Regardless of whether you’re moving one street over or halfway across the country, moving is a lot of work. Do as much as you can in advance to make the process easier on everyone.
4. Make sure both job sites are safe.
During a winter move, the most pressing safety threats are snow and ice. Clearing snow and salting or treating sidewalks, walkways and driveways are your responsibility. “Snow and ice can delay the movers—all sidewalks, walkways and driveways should be clear prior to our arrival,” Ron says.
Make sure that all pathways—at your old house and your new house—are wide and fully cleared so that the movers have enough room to do their job safely and efficiently.
5. Keep your floors protected.
Moving in the snow and ice can get really messy really quickly. Melting ice and snow mixed with dirt and mud will do a number on your new floors, so be sure that either you or your moving crew put down floor protection to prevent stains and damage. Laying down floor protection is standard practice for Isaac’s and many other professional moving companies, Ron notes. If your movers don’t offer to do this, insist that they do.

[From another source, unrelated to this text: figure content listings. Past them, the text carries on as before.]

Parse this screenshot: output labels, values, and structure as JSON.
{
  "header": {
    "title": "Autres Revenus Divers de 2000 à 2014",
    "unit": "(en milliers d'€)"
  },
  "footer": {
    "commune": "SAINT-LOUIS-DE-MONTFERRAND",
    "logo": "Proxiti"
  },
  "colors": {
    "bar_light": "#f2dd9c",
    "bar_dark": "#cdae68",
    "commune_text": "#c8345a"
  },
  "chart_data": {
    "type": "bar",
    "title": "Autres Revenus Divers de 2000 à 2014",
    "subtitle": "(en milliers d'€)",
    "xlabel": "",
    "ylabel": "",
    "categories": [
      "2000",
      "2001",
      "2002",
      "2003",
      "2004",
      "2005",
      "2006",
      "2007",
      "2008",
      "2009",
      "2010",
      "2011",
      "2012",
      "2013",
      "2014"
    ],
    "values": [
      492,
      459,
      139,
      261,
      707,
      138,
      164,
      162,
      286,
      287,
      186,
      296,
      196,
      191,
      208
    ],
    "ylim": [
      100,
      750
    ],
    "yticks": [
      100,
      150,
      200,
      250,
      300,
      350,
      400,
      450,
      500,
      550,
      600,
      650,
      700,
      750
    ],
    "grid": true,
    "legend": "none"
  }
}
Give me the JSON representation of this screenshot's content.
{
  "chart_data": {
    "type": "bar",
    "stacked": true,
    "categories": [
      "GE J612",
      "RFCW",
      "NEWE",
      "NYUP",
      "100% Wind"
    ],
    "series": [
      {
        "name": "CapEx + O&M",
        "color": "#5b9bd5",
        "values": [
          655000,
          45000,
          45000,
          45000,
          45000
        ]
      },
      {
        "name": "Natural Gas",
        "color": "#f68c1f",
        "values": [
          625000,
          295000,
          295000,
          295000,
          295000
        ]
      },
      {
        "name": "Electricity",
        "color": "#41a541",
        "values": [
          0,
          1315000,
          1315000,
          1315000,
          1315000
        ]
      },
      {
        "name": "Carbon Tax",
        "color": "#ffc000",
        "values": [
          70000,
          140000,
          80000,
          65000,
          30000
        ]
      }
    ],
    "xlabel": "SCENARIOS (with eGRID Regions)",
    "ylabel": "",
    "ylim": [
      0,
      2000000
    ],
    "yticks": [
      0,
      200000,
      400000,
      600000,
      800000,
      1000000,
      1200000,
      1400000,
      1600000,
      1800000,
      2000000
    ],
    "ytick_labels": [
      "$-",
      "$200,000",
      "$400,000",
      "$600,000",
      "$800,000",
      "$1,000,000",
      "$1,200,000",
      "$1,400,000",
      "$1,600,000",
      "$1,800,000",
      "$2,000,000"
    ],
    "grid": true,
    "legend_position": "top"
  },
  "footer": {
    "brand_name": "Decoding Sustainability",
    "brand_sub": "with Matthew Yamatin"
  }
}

6. Make sure you’re working with a professional moving company.
In dicey conditions, experience makes all the difference. And that’s where Isaac’s Moving & Storage (and other ProMovers) set themselves apart from the crowd. “We provide our movers with extensive training,” Ron says. “At our headquarters, we have a movers’ training center that includes a fully furnished one-bedroom apartment that we use solely to teach our movers how to do their job safely and efficiently.”
Moving isn’t cheap, but hiring a professional company with reliable, experienced crews is not where you should try to cut costs. Trained movers with plenty of experience will know how to navigate a winter move safely for the best possible outcome.